Однако, начиная с того времени, коммунистам приходилось
заботиться не только, и подчас не столько, о выстраивании тактических отношений
с социал-демократией в плане политической борьбы в капиталистическом мире,
сколько о защите своих рядов и стратегического тыла – Советской России, затем
СССР – от идеологической экспансии правых социал-демократов. В нашей стране, на
всём протяжении переходного периода, такого рода опасность усиливалась наличием
широкой социальной базы мелкобуржуазной демократии эсеровского и меньшевистского
типа, поддерживавшей связи с западной социал-демократией. Характерно, что
эсеро-меньшевистская оппозиция в РСФСР весьма оперативно реагировала на
революцию и контрреволюцию в ВСР. Уже в марте 1919 г. эсеры усмотрели в
слиянии венгерских коммунистов и социал-демократов долгожданный довод в пользу
«примирения» в России посредством передачи власти Учредительному собранию.
«Инициатива» капитуляции, нанесшая ВСР смертельный удар, также носила
международный характер, имея в виду и Советскую Россию. В конце июля – начале
августа 1919 г.
в западноевропейской прессе, а также среди меньшевиков и эсеров усиленно
распространялись слухи о предстоявшей якобы замене Советского правительства
коалиционным с участием этих партий. В.И. Ленин, перенёсший падение ВСР
нелегко – ему пришлось провести несколько дней в Горках, – всегда сохранял
самообладание, избегая делать провокаторам рекламу. «Не стоит этого брать всерьез и спешить отвечать, – писал он
Г.В. Чичерину. – Сегодня дадим в
печать для смеху с директивой редакторам:
всячески высмеять (намекнуть: не таковы ли их сведения из Будапешта) и паки и
паки ругнуть меньшевиков и эсеров подлецами».
Выступая
6 августа на беспартийной рабоче-красноармейской конференции, Владимир Ильич
остановился на уроках Венгрии. Напомнив о сближении коммунистов и
социал-демократов в момент создания ВСР, он подчеркнул последующее качественное
изменение ситуации: «Можно было думать,
что в социализме наступила какая-то новая эра… Но вот последние события
показали нам, что социал-соглашатели нисколько не изменились». Выявляя
международные факторы контрреволюции, Ленин безошибочно узнал в ней почерк
британского империализма, проявившийся ровно год назад в Закавказье: «По-видимому, то, что теперь произошло в
Венгрии, повторяет в большом масштабе то, что произошло недавно на наших глазах
в Баку». Сравнивая общее положение двух стран диктатуры пролетариата,
Владимир Ильич старался усилить в товарищах настроение бдительности и вместе с
тем оптимизма: «Нас спасала и спасает
громадность территории, между тем как Венгрия слишком мала для того, чтобы дать
отпор всем своим врагам». Предупредив, что «нигде контрреволюция не выступает открыто», Ленин подводил
участников конференции к выводу, жизненно важному в годину испытаний: «Никакие временные неудачи, вроде последних
событий в Венгрии, нас не смутят. Выхода из всех несчастий, кроме революции,
нет никакого, и остаётся только одно верное средство – диктатура пролетариата.

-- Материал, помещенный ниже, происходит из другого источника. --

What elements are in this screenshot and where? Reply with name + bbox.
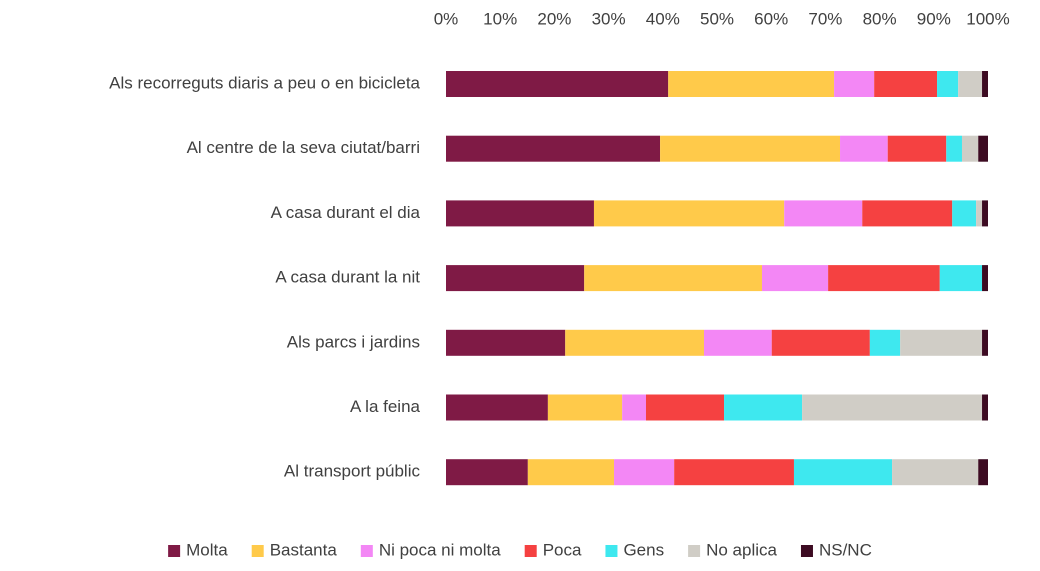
bar-segment — [547, 394, 623, 421]
bar-segment — [761, 265, 829, 292]
x-tick-label: 10% — [483, 9, 517, 28]
bar-segment — [982, 71, 988, 97]
bar-segment — [724, 394, 803, 421]
bar-segment — [976, 200, 983, 227]
bar-segment — [446, 200, 594, 227]
legend-label: Poca — [543, 540, 582, 559]
bar-segment — [527, 459, 615, 486]
x-tick-label: 90% — [917, 9, 951, 28]
bar-segment — [952, 200, 977, 227]
legend-label: No aplica — [706, 540, 777, 559]
legend-swatch — [800, 545, 813, 557]
y-tick-label: A la feina — [350, 397, 420, 416]
bar-segment — [793, 459, 893, 486]
legend-swatch — [524, 545, 537, 557]
bar-segment — [565, 329, 704, 356]
bar-segment — [446, 265, 585, 292]
bar-segment — [892, 459, 979, 486]
bar-segment — [584, 265, 762, 292]
bar-segment — [703, 329, 772, 356]
legend-swatch — [360, 545, 373, 557]
x-tick-label: 40% — [646, 9, 680, 28]
y-tick-label: Als recorreguts diaris a peu o en bicicl… — [109, 73, 420, 92]
y-tick-label: Als parcs i jardins — [287, 332, 420, 351]
y-tick-label: A casa durant la nit — [275, 268, 420, 287]
bar-segment — [645, 394, 725, 421]
bar-segment — [446, 71, 669, 97]
bar-segment — [982, 200, 988, 227]
bar-segment — [840, 135, 888, 162]
legend-swatch — [605, 545, 618, 557]
legend-label: Ni poca ni molta — [379, 540, 501, 559]
bar-segment — [446, 394, 548, 421]
bar-segment — [660, 135, 841, 162]
bar-segment — [446, 459, 528, 486]
bar-segment — [978, 459, 988, 486]
bar-segment — [446, 135, 661, 162]
bar-segment — [784, 200, 863, 227]
bar-segment — [869, 329, 901, 356]
x-tick-label: 50% — [700, 9, 734, 28]
bar-segment — [828, 265, 940, 292]
x-tick-label: 20% — [537, 9, 571, 28]
bar-segment — [939, 265, 983, 292]
bar-segment — [834, 71, 875, 97]
bar-segment — [446, 329, 566, 356]
bar-segment — [874, 71, 938, 97]
legend-label: Bastanta — [270, 540, 338, 559]
bar-segment — [900, 329, 983, 356]
legend-swatch — [168, 545, 181, 557]
bar-segment — [771, 329, 870, 356]
bar-segment — [668, 71, 835, 97]
bar-segment — [674, 459, 794, 486]
legend-swatch — [251, 545, 264, 557]
bar-segment — [802, 394, 983, 421]
legend-label: NS/NC — [819, 540, 872, 559]
bar-segment — [961, 135, 979, 162]
bar-segment — [887, 135, 947, 162]
y-tick-label: Al transport públic — [284, 462, 421, 481]
bar-segment — [978, 135, 988, 162]
x-tick-label: 100% — [966, 9, 1009, 28]
bar-segment — [614, 459, 675, 486]
bar-segment — [937, 71, 959, 97]
bar-segment — [622, 394, 646, 421]
legend-label: Molta — [186, 540, 228, 559]
x-tick-label: 80% — [863, 9, 897, 28]
y-tick-label: Al centre de la seva ciutat/barri — [187, 138, 420, 157]
x-tick-label: 60% — [754, 9, 788, 28]
x-tick-label: 30% — [592, 9, 626, 28]
bar-segment — [982, 265, 988, 292]
legend-label: Gens — [623, 540, 664, 559]
x-tick-label: 0% — [434, 9, 459, 28]
x-tick-label: 70% — [808, 9, 842, 28]
bar-segment — [958, 71, 983, 97]
legend-swatch — [688, 545, 701, 557]
bar-segment — [982, 329, 988, 356]
y-tick-label: A casa durant el dia — [271, 203, 421, 222]
bar-segment — [982, 394, 988, 421]
bar-segment — [862, 200, 953, 227]
bar-segment — [593, 200, 785, 227]
bar-segment — [946, 135, 962, 162]
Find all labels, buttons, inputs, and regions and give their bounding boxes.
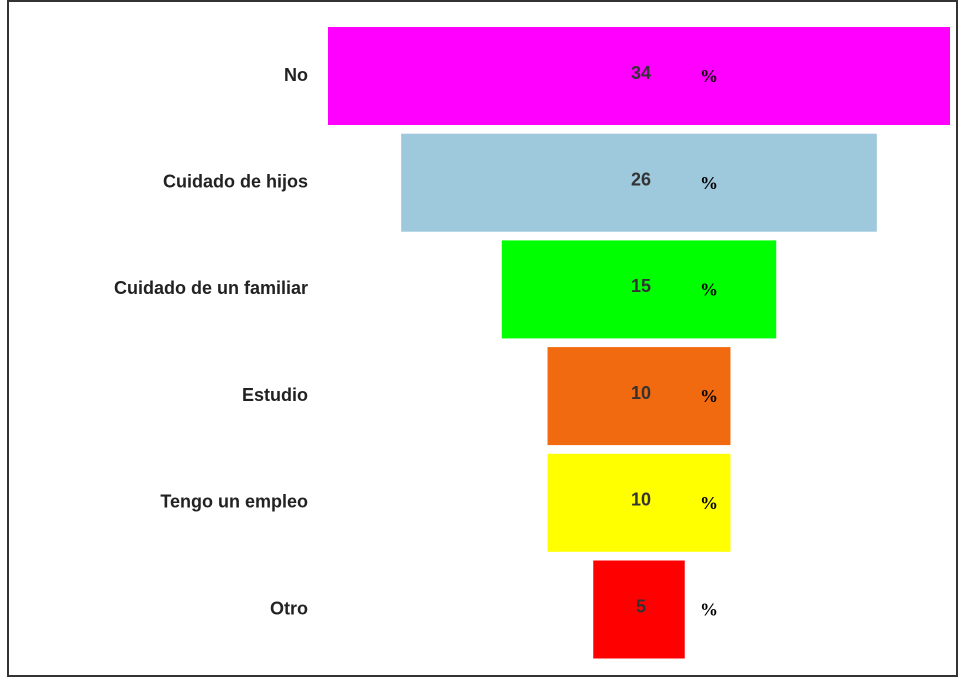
unit-label: % (700, 386, 718, 406)
category-label: Tengo un empleo (160, 492, 308, 512)
unit-label: % (700, 280, 718, 300)
funnel-bar (328, 27, 950, 125)
value-label: 10 (631, 490, 651, 510)
funnel-bar (401, 133, 877, 232)
category-label: Cuidado de hijos (163, 171, 308, 191)
funnel-bar (501, 240, 777, 339)
unit-label: % (700, 66, 718, 86)
value-label: 26 (631, 169, 651, 189)
category-label: Cuidado de un familiar (114, 278, 308, 298)
funnel-bar (547, 453, 731, 552)
category-label: Estudio (242, 385, 308, 405)
category-label: Otro (270, 598, 308, 618)
value-label: 5 (636, 596, 646, 616)
unit-label: % (700, 173, 718, 193)
category-label: No (284, 65, 308, 85)
funnel-bar (547, 347, 731, 446)
unit-label: % (700, 493, 718, 513)
value-label: 10 (631, 383, 651, 403)
unit-label: % (700, 600, 718, 620)
funnel-bar (593, 560, 685, 659)
value-label: 34 (631, 63, 651, 83)
value-label: 15 (631, 276, 651, 296)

Мы говорим: каждое новое поражение Красной Армии лишь закаляет её, делает её
наиболее стойкой и сознательной, ибо рабочие и крестьяне теперь поняли на
кровавом опыте, что несёт нам власть буржуазии и соглашателей».
В
тот же день, 6 августа, Петроградский Совет единогласно принял обращение к
венгерским рабочим: «В несчастье,
постигшем вас, вы стали нам ещё более дороги… Вам приходится теперь испить чашу
до дна. Вы стонете теперь под двойным гнетом. Но подлое предательство и
кровавое насилие откроют глаза вам всем. Венгерская Советская республика
умерла, да здравствует Венгерская Советская республика!» 11
августа по всему Петрограду прошли митинги солидарности.
Цит. по:
Всемирная история. - Т. VIII. Гл. VI. - С. 169.
Энгельс Ф.
Революция и контрреволюция в Германии / Маркс К., Энгельс Ф. Соч., 2-е изд. -
Т. 8. - С. 6.
Ленин В.И. – Г.В.
Чичерину / ПСС. - Т. 51. - С. 29.
Ленин В.И. Речь
на беспартийной рабоче-красноармейской конференции 6 августа 1919 г. / ПСС. - Т. 39. - С.
148-149.
Цит. по:
Нежинский Л.Н. 133 дня 1919 года. - С. 288.